Muzaffer Tayyip, savaşı doğrudan konu etmiş bazı şiirlerine. O günlerin duygu dünyasını yansıtması açısından bu şiirlerden ikisini aktarayım:
DÜNYA HARBİ
Son günlerimi yaşıyorum sanki
Gökyüzünü seyretmemiştim böyle hiç
Başımı kaşıyarak
Bu kadar mahzun etmemişti beni
Babası ölen çocuk
Dalı kırılan ağaç
Kocası sarhoş kadın
Bu kadar mahzun etmemişti beni
Ah, boyu devrilesi
Körolası dünya harbi
HARBDEN SONRA
Diyor ki bir arkadaşım
Evlenmek olacak ilk işim
Hele bir harb bitsin
Ben de aynı düşüncedeyim
Hele bir harb bitsin
Hele bir harb bitsin
Yukarıdaki şiirlerinin yer aldığı biricik kitabı “Şimdilik”, 1945’te yayınlandı. Muzaffer Tayyip Uslu, kitabının yayınlanmasından bir yıl sonra, 24 yaşında hayata gözlerini yumdu. Veremdi.
***
İçlerinde, şiirindeki lirizm ile akranı Borchert’e belki en çok benzeyen Rüştü Onur’du:
BAHAR
Bir sabah bütün kuşları
Çağırmak için odama
Sabahı bekleyeceğim pencerede,
Biliyorum güzel olacak
Kuşlarla hasbıhal sabah sabah..
II
Ve saka kuşuna sesleneceğim,
Çocukken olduğu gibi
Erik ağacından…
III
Sabah dönüşünde annem,
Bütün kuşları,
Odamda bulacak.
Ve ben kimbilir o zaman,
Nerelerde olacağım?
Yukarıdaki şiiri 25.3.1943’te Servetifünun dergisinde yayınlanan Rüştü Onur, 1944 yılının Aralık ayında bir gece yaşama veda etti. 24 yaşındaydı. Veremdi.
***
Rüştü Onur’un Salah Birsel’e mektuplarında sık sık sözünü ettiği sevgili arkadaşı Kemal Uluser, dilimizin özleşmesine özen gösteriyordu. Uluser’in üniversitede Felsefe bölümünden arkadaşı Bedia Akarsu, Macit Gökberk’in “erlebnis” karşılığı olarak kullandığı “yaşantı” sözcüğünü onun bulduğunu kaydediyor.
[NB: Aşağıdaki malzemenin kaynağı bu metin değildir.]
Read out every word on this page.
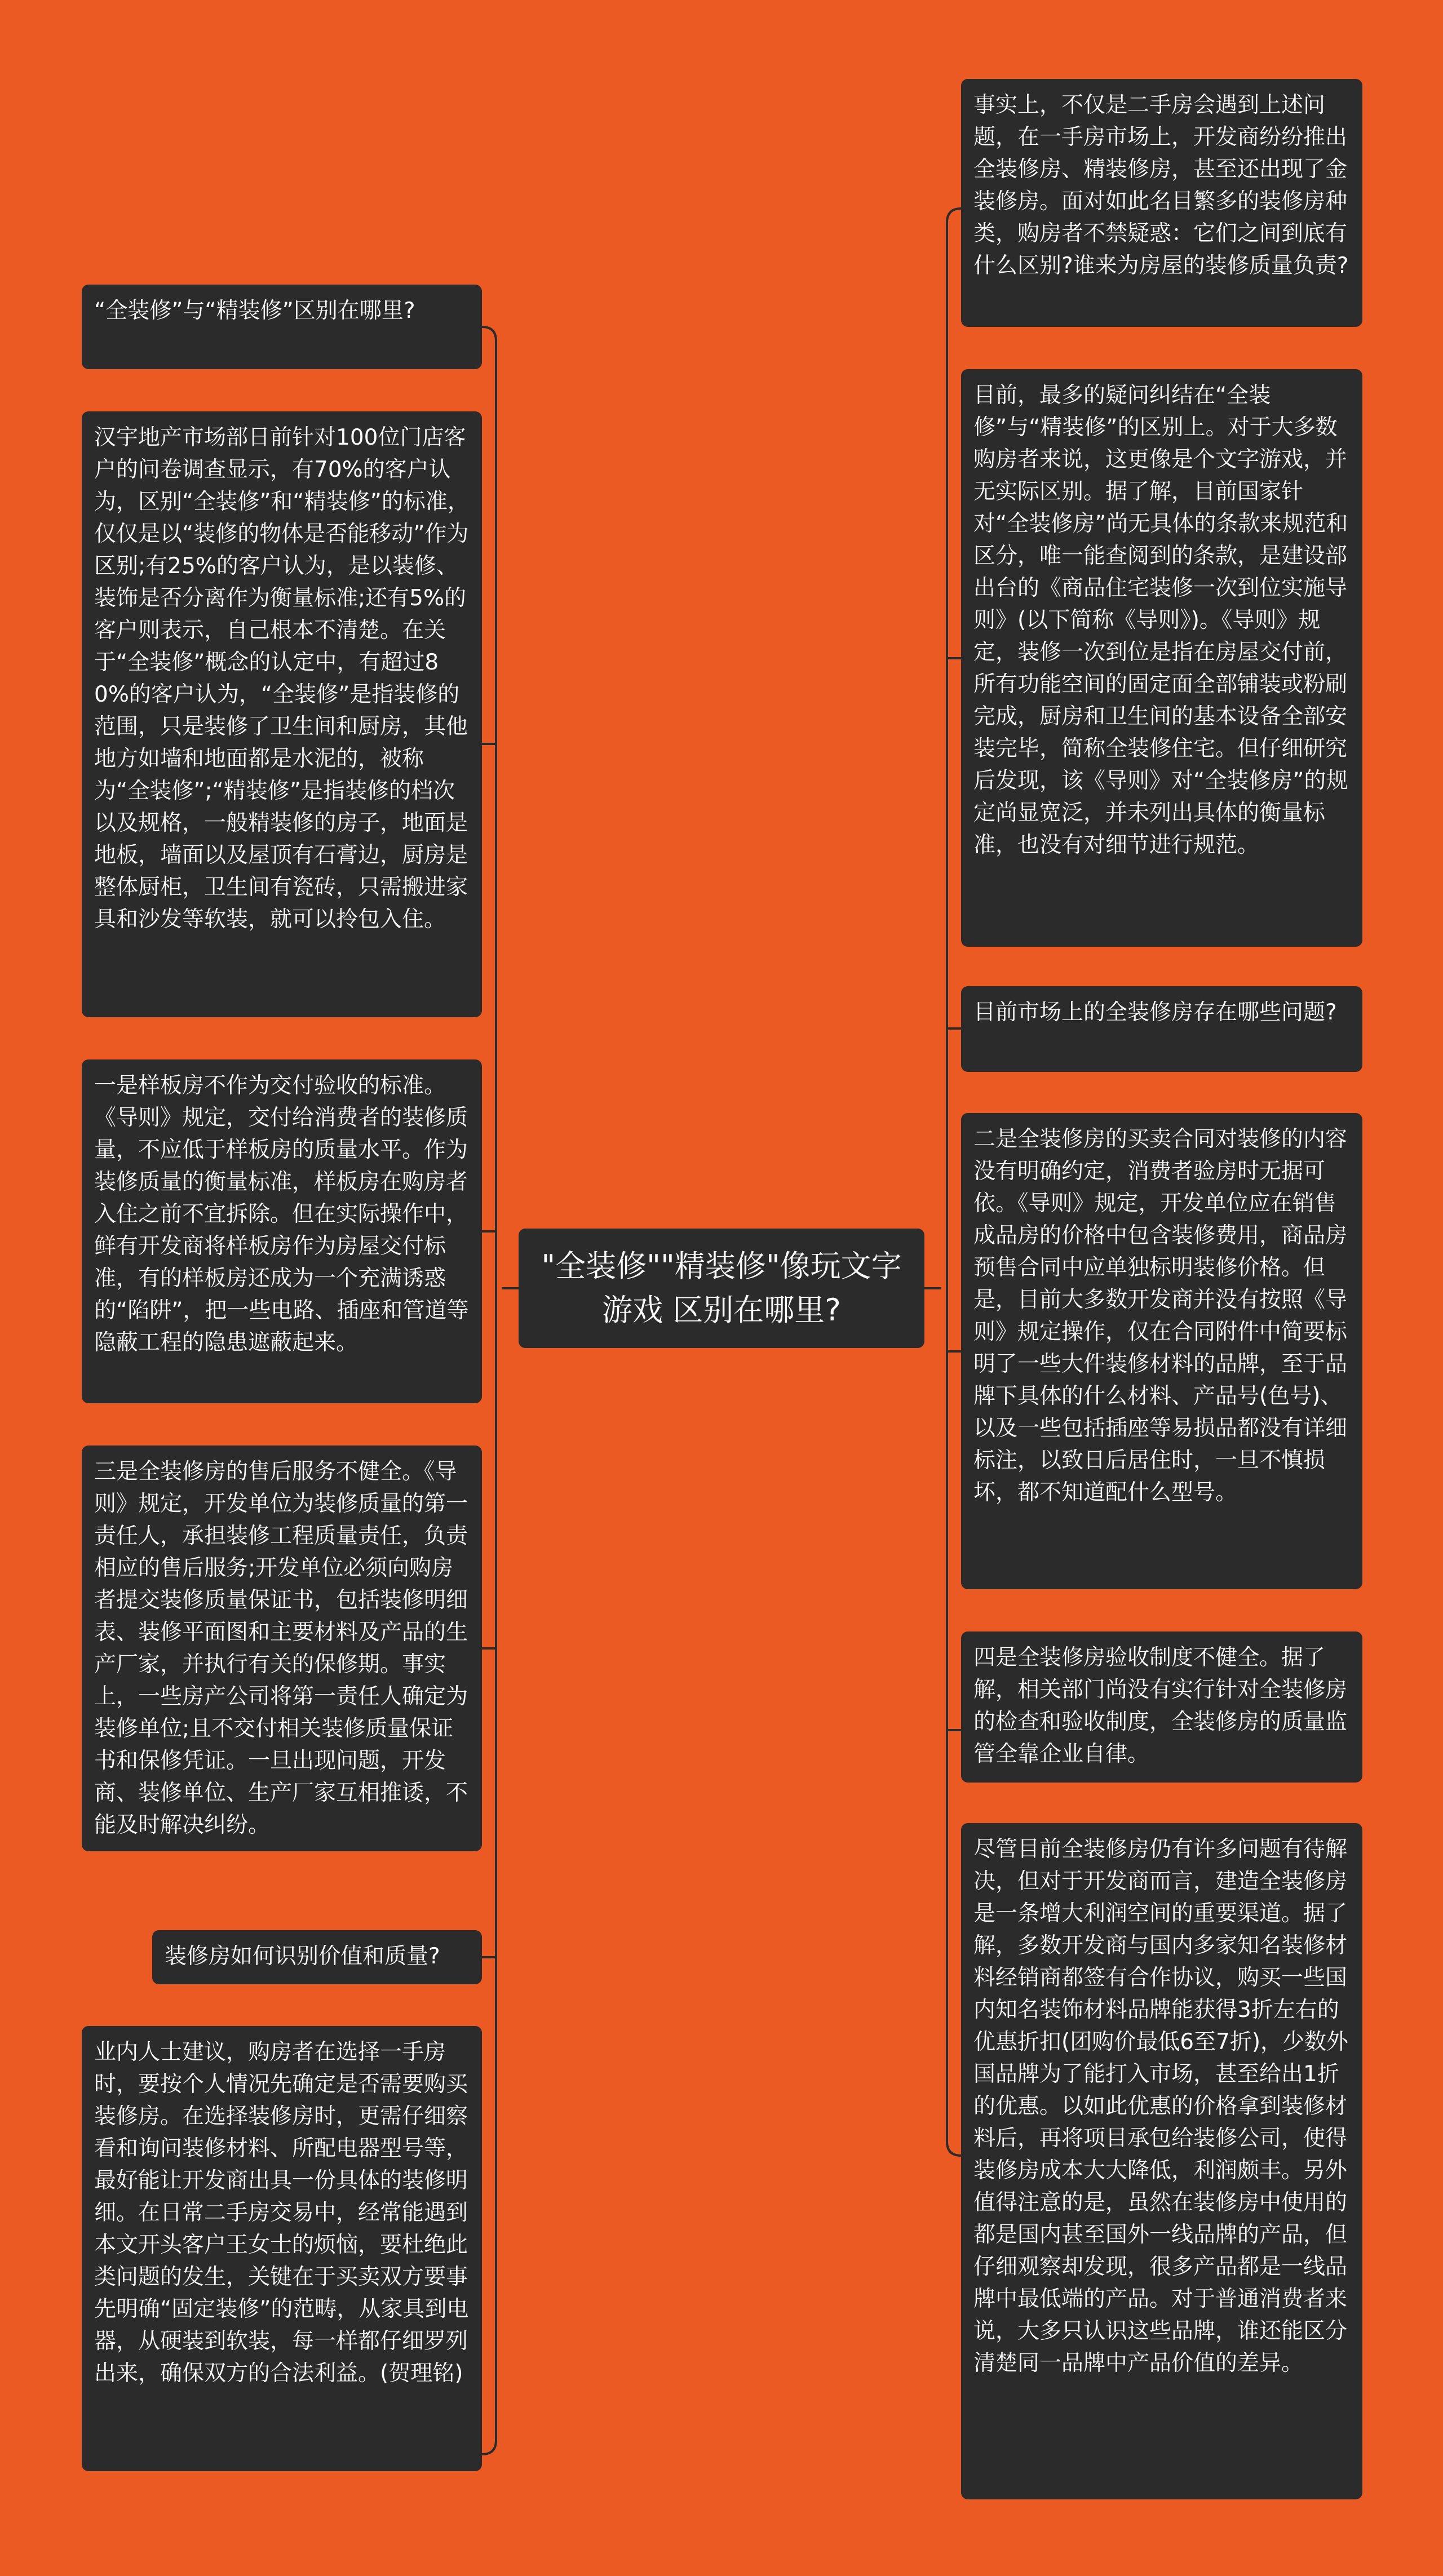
"全装修""精装修"像玩文字游戏 区别在哪里?
“全装修”与“精装修”区别在哪里?
汉宇地产市场部日前针对100位门店客户的问卷调查显示，有70%的客户认为，区别“全装修”和“精装修”的标准，仅仅是以“装修的物体是否能移动”作为区别;有25%的客户认为，是以装修、装饰是否分离作为衡量标准;还有5%的客户则表示，自己根本不清楚。在关于“全装修”概念的认定中，有超过80%的客户认为，“全装修”是指装修的范围，只是装修了卫生间和厨房，其他地方如墙和地面都是水泥的，被称为“全装修”;“精装修”是指装修的档次以及规格，一般精装修的房子，地面是地板，墙面以及屋顶有石膏边，厨房是整体厨柜，卫生间有瓷砖，只需搬进家具和沙发等软装，就可以拎包入住。
一是样板房不作为交付验收的标准。《导则》规定，交付给消费者的装修质量，不应低于样板房的质量水平。作为装修质量的衡量标准，样板房在购房者入住之前不宜拆除。但在实际操作中，鲜有开发商将样板房作为房屋交付标准，有的样板房还成为一个充满诱惑的“陷阱”，把一些电路、插座和管道等隐蔽工程的隐患遮蔽起来。
三是全装修房的售后服务不健全。《导则》规定，开发单位为装修质量的第一责任人，承担装修工程质量责任，负责相应的售后服务;开发单位必须向购房者提交装修质量保证书，包括装修明细表、装修平面图和主要材料及产品的生产厂家，并执行有关的保修期。事实上，一些房产公司将第一责任人确定为装修单位;且不交付相关装修质量保证书和保修凭证。一旦出现问题，开发商、装修单位、生产厂家互相推诿，不能及时解决纠纷。
装修房如何识别价值和质量?
业内人士建议，购房者在选择一手房时，要按个人情况先确定是否需要购买装修房。在选择装修房时，更需仔细察看和询问装修材料、所配电器型号等，最好能让开发商出具一份具体的装修明细。在日常二手房交易中，经常能遇到本文开头客户王女士的烦恼，要杜绝此类问题的发生，关键在于买卖双方要事先明确“固定装修”的范畴，从家具到电器，从硬装到软装，每一样都仔细罗列出来，确保双方的合法利益。(贺理铭)
事实上，不仅是二手房会遇到上述问题，在一手房市场上，开发商纷纷推出全装修房、精装修房，甚至还出现了金装修房。面对如此名目繁多的装修房种类，购房者不禁疑惑：它们之间到底有什么区别?谁来为房屋的装修质量负责?
目前，最多的疑问纠结在“全装修”与“精装修”的区别上。对于大多数购房者来说，这更像是个文字游戏，并无实际区别。据了解，目前国家针对“全装修房”尚无具体的条款来规范和区分，唯一能查阅到的条款，是建设部出台的《商品住宅装修一次到位实施导则》(以下简称《导则》)。《导则》规定，装修一次到位是指在房屋交付前，所有功能空间的固定面全部铺装或粉刷完成，厨房和卫生间的基本设备全部安装完毕，简称全装修住宅。但仔细研究后发现，该《导则》对“全装修房”的规定尚显宽泛，并未列出具体的衡量标准，也没有对细节进行规范。
目前市场上的全装修房存在哪些问题?
二是全装修房的买卖合同对装修的内容没有明确约定，消费者验房时无据可依。《导则》规定，开发单位应在销售成品房的价格中包含装修费用，商品房预售合同中应单独标明装修价格。但是，目前大多数开发商并没有按照《导则》规定操作，仅在合同附件中简要标明了一些大件装修材料的品牌，至于品牌下具体的什么材料、产品号(色号)、以及一些包括插座等易损品都没有详细标注，以致日后居住时，一旦不慎损坏，都不知道配什么型号。
四是全装修房验收制度不健全。据了解，相关部门尚没有实行针对全装修房的检查和验收制度，全装修房的质量监管全靠企业自律。
尽管目前全装修房仍有许多问题有待解决，但对于开发商而言，建造全装修房是一条增大利润空间的重要渠道。据了解，多数开发商与国内多家知名装修材料经销商都签有合作协议，购买一些国内知名装饰材料品牌能获得3折左右的优惠折扣(团购价最低6至7折)，少数外国品牌为了能打入市场，甚至给出1折的优惠。以如此优惠的价格拿到装修材料后，再将项目承包给装修公司，使得装修房成本大大降低，利润颇丰。另外值得注意的是，虽然在装修房中使用的都是国内甚至国外一线品牌的产品，但仔细观察却发现，很多产品都是一线品牌中最低端的产品。对于普通消费者来说，大多只认识这些品牌，谁还能区分清楚同一品牌中产品价值的差异。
Kemal Uluser’in AKŞAM OLDU şiirinden:
Anneciğim gelsene yukarıya.
Bak, ufkun kızartıları eridi.
Sesler, susuncun(*) derinliklerinde uyumuş,
ne bir ürperti var, ne de bir kımıldanış...
Kuşlar yuvalarına döndüler, karıncalar
topraklar altına girdi,
her şey evine çekildi,
ortalığa çöküşen karanlık, serinlik yaymakta
(…)
Kemal Uluser, 1944’te bir Kasım günü zatürrieden öldüğünde 29 yaşındaydı. “Üç Zonguldaklı şair”in yaşça en büyüğüydü.